To assess the effectiveness of RFE in identifying a minimum feature SNP data set, we conducted minimum subset selection under RFE strategy combined with LR-III, SVM-III, and RF-III of classifier III. Because the feature SNP sets selected by PCA and three methods in HITSNP exhibited high accuracy on the around 1000 site panel, these sets were used as the initial set for minimum subset selection. We established four gradients for the number of feature SNPs (100, 200, 400, and 600, referred to as the set number) to explore the minimum subset. The RFE results indicated that with a lower set number (Fig. 4A; Supplemental Fig. S10), it struggled to reduce the number of feature SNPs to meet our target. Therefore, we compared the true number of SNPs in the resulting subset obtained by each combination, evaluating them based on test set accuracy (Supplemental Fig. S10) and cross-validation accuracy (Supplemental Table S8). Among the three classifiers, LR-III and SVM-III were able to reduce the number of SNPs closer to the set number while maintaining high accuracy Supplemental Fig. S10). In contrast, RFE combined with RF-III failed to further reduce the SNP count or achieve a smaller subset with relatively lower accuracy. The results showed that with the feature SNPs selected by HITSNP-CCA, RFE combined with the SVM-III method could reduce the number of SNPs to the lowest count (370 SNPs), achieving a test set accuracy of 98.92% and a cross-validation accuracy of 99.64%.

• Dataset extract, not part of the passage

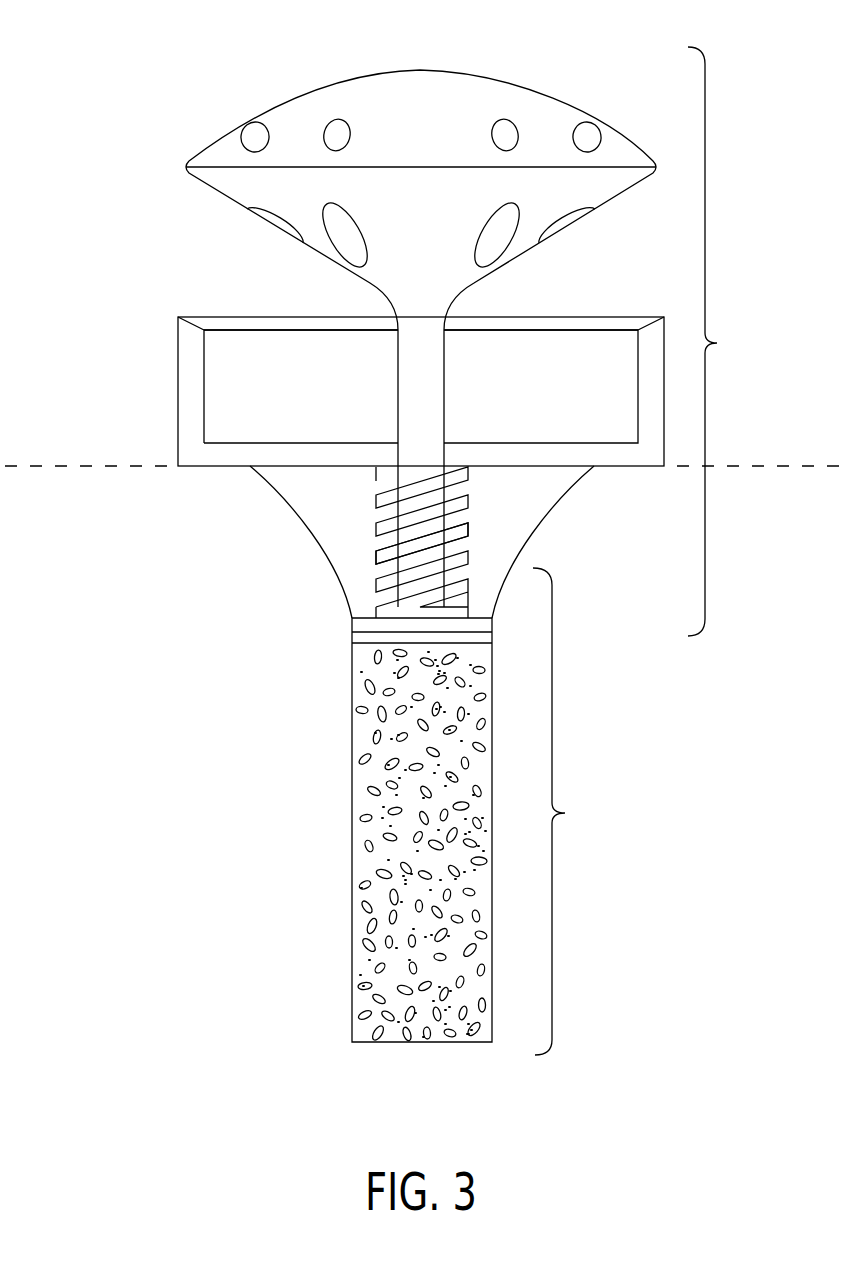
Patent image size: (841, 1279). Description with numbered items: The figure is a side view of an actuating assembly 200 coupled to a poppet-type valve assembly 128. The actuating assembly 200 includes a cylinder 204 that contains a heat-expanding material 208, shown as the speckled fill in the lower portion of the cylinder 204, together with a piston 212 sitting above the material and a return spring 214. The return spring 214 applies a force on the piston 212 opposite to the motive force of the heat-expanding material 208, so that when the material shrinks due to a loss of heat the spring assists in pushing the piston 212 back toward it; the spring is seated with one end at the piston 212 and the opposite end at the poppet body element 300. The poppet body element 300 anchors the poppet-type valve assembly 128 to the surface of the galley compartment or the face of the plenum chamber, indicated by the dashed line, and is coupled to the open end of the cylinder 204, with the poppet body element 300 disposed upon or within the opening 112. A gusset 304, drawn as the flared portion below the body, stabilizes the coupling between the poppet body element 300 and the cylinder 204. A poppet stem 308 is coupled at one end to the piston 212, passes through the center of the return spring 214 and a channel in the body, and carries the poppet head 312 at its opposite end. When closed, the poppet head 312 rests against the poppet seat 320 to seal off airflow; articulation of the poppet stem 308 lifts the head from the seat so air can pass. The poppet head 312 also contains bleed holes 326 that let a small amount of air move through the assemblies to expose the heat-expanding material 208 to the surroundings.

Performance of minimum subset selection using RFE and SFS strategy. (A) Test set accuracy and the corresponding number of minimum subsets selected by RFE strategy combined with three classifiers in classifier III when set number = 100. (B) Test set accuracy and the corresponding set number of minimum subsets selected by SFS strategy combined with five classifiers in classifier III. For different combinations of SFS strategy, the number of feature SNPs in the minimum subset reached the set number.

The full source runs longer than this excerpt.